In fact, putting out a pyrethroid before heading may actually flare rice stink bug populations because it kills beneficial insects, such as long-horned grasshoppers, that feed on stink bug eggs and small nymphs, he says.
Cause for concern
The practice also may be contributing to a loss of pyrethroid efficacy in at least a few Northeast Arkansas rice fields. Lorenz and Bateman say they received calls in late September 2019 from a grower who had applied pyrethroids three times and was still not able to obtain good control.

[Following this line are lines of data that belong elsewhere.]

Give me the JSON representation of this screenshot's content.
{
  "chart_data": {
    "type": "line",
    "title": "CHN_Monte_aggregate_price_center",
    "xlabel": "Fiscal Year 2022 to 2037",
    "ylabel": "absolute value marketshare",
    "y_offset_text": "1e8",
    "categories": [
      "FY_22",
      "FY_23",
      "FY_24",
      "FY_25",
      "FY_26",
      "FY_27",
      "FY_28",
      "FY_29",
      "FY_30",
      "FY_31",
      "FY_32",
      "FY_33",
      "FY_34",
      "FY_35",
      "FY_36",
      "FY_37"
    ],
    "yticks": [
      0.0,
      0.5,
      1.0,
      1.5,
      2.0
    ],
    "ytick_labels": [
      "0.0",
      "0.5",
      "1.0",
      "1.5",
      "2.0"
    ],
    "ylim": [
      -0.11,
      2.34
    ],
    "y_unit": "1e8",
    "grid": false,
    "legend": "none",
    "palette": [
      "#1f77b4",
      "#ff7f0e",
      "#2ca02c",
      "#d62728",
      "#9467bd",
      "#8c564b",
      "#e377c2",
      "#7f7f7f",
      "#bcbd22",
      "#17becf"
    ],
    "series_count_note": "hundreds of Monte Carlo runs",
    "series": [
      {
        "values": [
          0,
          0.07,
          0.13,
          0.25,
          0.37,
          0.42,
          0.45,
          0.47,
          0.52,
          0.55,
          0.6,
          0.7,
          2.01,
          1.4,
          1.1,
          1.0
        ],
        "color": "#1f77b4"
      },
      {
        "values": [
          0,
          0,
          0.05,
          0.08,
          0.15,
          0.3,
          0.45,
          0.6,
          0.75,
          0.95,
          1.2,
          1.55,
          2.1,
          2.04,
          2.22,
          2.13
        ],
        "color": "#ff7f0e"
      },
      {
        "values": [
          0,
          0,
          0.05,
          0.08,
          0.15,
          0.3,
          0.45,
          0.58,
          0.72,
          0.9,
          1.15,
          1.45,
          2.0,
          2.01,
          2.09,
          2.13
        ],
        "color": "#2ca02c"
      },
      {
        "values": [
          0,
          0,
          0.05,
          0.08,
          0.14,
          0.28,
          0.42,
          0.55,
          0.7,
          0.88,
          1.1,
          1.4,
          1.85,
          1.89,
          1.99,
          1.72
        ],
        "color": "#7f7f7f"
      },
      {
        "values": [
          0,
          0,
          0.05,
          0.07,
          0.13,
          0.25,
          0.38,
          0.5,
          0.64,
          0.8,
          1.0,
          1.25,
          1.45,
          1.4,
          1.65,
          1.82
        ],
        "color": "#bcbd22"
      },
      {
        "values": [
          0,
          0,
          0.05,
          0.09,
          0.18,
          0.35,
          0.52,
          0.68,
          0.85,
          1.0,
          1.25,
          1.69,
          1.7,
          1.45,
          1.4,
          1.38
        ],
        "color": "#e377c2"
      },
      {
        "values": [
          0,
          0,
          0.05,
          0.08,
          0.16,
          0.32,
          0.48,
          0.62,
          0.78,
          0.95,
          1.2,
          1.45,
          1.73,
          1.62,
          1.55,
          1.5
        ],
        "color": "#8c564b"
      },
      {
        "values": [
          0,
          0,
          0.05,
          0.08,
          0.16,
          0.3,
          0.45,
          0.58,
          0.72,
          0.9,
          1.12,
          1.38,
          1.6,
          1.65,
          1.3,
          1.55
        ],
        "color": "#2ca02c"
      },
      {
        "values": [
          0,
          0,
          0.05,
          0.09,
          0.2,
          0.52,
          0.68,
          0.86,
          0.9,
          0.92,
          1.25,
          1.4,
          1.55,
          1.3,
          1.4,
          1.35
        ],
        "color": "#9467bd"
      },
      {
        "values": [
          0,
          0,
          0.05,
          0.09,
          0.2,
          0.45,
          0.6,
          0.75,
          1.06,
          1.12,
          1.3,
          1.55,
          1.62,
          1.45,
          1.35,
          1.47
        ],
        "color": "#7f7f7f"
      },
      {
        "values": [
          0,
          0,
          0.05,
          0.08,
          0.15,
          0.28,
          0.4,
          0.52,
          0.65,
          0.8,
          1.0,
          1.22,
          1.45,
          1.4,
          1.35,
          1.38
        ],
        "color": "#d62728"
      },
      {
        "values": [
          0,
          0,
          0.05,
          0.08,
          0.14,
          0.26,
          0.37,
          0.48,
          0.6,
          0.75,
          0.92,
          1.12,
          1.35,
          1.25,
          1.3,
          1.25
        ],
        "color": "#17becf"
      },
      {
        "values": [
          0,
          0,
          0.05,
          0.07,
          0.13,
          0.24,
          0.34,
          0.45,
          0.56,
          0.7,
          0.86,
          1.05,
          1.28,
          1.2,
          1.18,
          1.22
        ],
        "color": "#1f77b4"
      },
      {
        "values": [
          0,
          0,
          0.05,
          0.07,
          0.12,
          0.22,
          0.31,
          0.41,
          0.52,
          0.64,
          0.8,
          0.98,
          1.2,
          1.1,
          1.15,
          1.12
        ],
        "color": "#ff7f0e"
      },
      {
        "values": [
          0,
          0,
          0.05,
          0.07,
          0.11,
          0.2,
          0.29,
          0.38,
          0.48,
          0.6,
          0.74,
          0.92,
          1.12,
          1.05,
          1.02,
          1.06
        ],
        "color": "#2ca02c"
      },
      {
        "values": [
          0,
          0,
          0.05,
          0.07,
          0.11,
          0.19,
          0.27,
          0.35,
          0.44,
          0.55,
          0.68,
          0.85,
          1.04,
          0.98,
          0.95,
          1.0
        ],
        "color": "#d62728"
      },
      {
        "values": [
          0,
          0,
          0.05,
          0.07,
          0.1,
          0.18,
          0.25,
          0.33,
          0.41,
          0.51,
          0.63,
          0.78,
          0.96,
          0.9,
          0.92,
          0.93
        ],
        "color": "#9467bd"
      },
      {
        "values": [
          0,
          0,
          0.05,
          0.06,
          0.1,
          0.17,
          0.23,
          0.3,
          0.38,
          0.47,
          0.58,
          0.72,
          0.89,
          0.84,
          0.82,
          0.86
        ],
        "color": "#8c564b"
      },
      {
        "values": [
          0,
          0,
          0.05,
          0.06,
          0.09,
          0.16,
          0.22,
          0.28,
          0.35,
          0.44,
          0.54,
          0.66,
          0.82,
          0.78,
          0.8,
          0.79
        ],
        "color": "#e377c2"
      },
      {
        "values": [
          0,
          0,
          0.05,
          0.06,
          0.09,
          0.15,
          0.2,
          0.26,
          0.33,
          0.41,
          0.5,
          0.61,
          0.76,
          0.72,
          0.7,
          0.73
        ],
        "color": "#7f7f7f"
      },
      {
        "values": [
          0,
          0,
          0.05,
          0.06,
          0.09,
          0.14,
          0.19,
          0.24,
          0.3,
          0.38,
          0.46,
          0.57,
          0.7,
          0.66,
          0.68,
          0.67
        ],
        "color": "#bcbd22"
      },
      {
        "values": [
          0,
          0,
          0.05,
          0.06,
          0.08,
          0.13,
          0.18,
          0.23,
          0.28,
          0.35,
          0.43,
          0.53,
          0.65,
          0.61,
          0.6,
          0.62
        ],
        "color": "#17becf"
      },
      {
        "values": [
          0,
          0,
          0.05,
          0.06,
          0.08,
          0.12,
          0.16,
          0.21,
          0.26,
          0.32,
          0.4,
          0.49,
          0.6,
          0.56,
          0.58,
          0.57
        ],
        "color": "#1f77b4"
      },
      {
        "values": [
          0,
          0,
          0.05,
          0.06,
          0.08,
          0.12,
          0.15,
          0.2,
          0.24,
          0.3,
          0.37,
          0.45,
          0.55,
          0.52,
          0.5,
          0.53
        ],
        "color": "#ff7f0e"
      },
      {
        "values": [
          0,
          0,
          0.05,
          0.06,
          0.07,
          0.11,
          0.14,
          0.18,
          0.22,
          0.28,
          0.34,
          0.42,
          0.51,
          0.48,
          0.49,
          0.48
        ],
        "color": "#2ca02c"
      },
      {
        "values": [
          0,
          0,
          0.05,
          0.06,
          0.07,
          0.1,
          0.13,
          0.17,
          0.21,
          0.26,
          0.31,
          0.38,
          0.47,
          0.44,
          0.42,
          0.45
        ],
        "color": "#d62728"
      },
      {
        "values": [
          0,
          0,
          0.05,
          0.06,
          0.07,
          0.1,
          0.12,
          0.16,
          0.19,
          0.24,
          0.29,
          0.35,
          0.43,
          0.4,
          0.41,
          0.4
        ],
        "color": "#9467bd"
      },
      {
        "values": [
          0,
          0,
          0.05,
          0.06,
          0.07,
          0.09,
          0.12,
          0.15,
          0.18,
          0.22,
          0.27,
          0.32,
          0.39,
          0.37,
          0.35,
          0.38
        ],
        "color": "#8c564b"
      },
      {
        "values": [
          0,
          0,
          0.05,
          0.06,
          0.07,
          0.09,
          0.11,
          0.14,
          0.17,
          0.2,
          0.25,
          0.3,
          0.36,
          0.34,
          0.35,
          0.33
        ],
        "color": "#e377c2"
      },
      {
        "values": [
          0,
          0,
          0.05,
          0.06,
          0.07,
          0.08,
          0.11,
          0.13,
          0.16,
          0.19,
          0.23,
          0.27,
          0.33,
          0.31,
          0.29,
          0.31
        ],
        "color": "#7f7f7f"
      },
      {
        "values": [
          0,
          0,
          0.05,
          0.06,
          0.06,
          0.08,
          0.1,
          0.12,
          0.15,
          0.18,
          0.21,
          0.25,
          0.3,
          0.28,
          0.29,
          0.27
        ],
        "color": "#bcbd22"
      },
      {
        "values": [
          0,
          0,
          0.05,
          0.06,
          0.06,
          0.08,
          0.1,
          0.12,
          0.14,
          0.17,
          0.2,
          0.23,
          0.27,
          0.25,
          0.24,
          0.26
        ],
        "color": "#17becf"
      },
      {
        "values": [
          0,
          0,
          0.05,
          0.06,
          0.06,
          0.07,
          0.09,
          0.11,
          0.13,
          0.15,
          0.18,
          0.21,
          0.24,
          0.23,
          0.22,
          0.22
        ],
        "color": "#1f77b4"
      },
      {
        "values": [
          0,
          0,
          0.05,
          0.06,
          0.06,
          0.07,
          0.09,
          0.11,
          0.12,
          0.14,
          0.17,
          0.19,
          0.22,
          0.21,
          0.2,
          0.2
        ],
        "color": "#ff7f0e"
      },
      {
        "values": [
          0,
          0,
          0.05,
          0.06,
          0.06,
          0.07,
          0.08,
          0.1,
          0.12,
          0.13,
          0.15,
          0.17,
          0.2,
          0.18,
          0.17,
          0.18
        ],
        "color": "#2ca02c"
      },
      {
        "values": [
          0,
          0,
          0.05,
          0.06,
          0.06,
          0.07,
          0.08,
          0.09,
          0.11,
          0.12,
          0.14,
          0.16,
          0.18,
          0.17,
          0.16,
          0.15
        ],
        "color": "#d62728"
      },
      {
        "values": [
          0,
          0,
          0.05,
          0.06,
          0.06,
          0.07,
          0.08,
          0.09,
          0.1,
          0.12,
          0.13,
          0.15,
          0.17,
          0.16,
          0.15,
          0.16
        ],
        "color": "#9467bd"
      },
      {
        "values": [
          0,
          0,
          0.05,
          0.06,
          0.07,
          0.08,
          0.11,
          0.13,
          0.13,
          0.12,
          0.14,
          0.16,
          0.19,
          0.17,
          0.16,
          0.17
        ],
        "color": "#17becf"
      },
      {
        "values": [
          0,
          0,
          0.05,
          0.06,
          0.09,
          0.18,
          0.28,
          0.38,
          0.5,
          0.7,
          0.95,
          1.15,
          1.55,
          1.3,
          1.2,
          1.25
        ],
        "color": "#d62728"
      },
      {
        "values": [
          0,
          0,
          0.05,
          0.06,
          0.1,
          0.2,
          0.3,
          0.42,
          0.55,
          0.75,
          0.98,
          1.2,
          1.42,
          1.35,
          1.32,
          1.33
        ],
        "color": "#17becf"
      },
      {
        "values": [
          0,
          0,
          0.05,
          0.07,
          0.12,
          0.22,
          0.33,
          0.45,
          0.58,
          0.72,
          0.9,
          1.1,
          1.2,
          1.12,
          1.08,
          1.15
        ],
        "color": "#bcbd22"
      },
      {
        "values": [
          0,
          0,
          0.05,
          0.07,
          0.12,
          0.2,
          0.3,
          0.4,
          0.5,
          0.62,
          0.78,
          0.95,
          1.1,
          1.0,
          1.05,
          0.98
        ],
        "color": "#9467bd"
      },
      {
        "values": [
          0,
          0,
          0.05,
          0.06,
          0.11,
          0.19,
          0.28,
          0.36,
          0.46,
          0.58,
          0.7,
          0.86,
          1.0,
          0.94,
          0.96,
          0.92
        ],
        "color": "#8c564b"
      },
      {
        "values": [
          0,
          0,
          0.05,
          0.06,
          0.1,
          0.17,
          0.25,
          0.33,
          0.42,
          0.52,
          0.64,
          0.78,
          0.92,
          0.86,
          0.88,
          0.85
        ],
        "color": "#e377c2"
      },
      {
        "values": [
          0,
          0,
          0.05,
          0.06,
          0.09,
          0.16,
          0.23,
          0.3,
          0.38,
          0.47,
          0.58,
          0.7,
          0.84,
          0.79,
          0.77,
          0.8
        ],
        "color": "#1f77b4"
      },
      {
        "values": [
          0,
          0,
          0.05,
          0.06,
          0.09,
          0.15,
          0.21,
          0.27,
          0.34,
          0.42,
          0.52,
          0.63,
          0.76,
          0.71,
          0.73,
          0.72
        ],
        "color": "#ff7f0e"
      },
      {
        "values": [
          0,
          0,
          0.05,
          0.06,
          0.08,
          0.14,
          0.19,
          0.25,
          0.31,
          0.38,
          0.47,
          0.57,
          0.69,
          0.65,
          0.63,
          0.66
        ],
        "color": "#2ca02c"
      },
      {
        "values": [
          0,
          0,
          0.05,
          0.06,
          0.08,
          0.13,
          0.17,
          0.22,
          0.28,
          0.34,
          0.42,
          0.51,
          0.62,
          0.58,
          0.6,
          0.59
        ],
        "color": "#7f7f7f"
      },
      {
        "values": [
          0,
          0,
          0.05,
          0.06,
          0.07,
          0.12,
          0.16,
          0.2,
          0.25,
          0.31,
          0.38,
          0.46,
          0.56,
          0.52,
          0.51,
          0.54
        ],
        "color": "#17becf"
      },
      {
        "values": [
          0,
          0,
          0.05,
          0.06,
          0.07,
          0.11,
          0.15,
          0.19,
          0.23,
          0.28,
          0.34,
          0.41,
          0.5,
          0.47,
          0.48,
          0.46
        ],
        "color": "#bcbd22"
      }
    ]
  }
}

What was concerning was the large number of nymphs that survived treatment, Bateman says. He collected samples and sent them to Neel Joshi, a University of Arkansas assistant professor of entomology at the Fayetteville campus, to have them assayed for resistance.
Bateman also conducted some assays using backpack sprayers and 10 gallons per acre, which should yield optimum control.
“What we were seeing was only about 50% to 60% control, and the bioassays showed the same thing,” he says. “It’s definitely alarming now — that area of the state was spraying a lot of stink bugs at the time.”
Growers do have rotational options — including Tenchu 20SG, a neonicotinoid; carbaryl, branded as Sevin; and malathon — but they are more costly, Bateman says.
Endigo ZC, a premix of thiamethoxam and lambda-cyhalothrin, has shown to be effective in trials against rice stink bugs, but it is not labeled for use in rice. Lorenz says the registrant, Syngenta, is working to get the product labeled for rice this season.